Here is a map that Pat /camachininst posted on another thread  NCV map 


As you can see, 3600 and 3700 are right next to the club house and every room will have a view. 3800 & 3900 are the newest bld and every room will have a killer view.


Sometime in the late spring the first of the 4000s bld will open and they all should be great.


----------



## Andar (Mar 26, 2008)

*Newport Coast Villas Labor Day*

Just saw a getaway on II for Labor Day NCV.  Hope someone at Tug gets it, I almost nabbed it but then remembered we will be staying at Cystal Cove in the Cottage.


----------



## Serina (Feb 16, 2011)

*Is this still the best building to request?*



Bill4728 said:


> Here is a map that Pat /camachininst posted on another thread  NCV map
> 
> 
> As you can see, 3600 and 3700 are right next to the club house and every room will have a view. 3800 & 3900 are the newest bld and every room will have a killer view.
> ...



I was searching for building recs for NCV and found this from 2006...just wondering if #3800 & #3900 are what you still suggest for best views? Also, we prefer being on the top floor - how many floors are in each of the buildings? Thanks.


----------



## camachinist (Feb 16, 2011)

Werner Weiss has a current resort map:

http://www.yesterland.com/images-timeshare/ncv-all.jpg

I've been in the 3900 building. IIRC, it has three floors. We got the top floor because of a noise issue with an upstairs neighbor in the 2400 building. This was back when NCV had smoking villas and we were placed in one of those, IIRC 3936, but it didn't have any odor issues and the view was great. However, it is close to Newport Coast Drive and there was some road noise, more so during the weekdays.

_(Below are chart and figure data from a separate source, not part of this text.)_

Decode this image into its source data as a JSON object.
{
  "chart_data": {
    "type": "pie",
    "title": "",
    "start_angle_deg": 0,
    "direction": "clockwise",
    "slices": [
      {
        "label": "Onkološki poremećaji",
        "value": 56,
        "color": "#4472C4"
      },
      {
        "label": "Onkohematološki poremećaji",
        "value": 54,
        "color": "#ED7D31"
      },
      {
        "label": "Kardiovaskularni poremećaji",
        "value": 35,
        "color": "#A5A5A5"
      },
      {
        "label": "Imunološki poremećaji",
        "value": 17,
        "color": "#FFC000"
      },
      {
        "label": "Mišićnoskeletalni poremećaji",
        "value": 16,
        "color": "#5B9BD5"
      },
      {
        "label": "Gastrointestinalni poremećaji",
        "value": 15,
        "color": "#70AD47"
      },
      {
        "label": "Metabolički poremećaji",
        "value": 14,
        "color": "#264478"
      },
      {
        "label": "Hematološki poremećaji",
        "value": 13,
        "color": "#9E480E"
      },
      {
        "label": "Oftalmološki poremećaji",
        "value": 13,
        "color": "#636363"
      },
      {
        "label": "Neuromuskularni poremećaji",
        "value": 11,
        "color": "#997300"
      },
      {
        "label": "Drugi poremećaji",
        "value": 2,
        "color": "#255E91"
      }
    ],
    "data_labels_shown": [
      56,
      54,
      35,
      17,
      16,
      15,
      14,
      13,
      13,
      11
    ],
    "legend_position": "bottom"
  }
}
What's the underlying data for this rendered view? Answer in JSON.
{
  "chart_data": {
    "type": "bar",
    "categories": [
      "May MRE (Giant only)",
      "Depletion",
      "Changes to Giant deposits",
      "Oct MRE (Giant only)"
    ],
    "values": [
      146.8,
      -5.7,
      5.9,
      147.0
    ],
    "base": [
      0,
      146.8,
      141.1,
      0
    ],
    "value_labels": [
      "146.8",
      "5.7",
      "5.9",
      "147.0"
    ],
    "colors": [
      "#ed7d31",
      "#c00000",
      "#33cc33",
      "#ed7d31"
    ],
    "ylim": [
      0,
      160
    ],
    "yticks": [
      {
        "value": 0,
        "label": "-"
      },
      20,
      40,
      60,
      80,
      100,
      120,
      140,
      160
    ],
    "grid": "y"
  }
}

I'd suggest staying in the newer section. My tenants have been in a couple of those buildings and liked the views. That said, I was in 4746 (IIRC) last year and there was no ocean view there, just the hills. 

If you wish to know how many floors a particular building has, call the resort. Any building over two floors has an elevator. The third digit of the villa number indicates floor. So, for 4746, it's the 4700 building, 4th floor, villa 6, as an example.


----------



## SueDonJ (Feb 16, 2011)

For general info, dioxide has compiled all of the resort maps here, which is pretty handy if you bookmark it.  Don't know if the NCV map is the updated one ...

(And here's another of his compilations to bookmark, Weeks calendars ...)


----------



## tropical1 (Feb 17, 2011)

Last summer we were on the 3rd floor of 4400.  We loved it.  My picks would be 4000, 4100, 4200 or 4400.


----------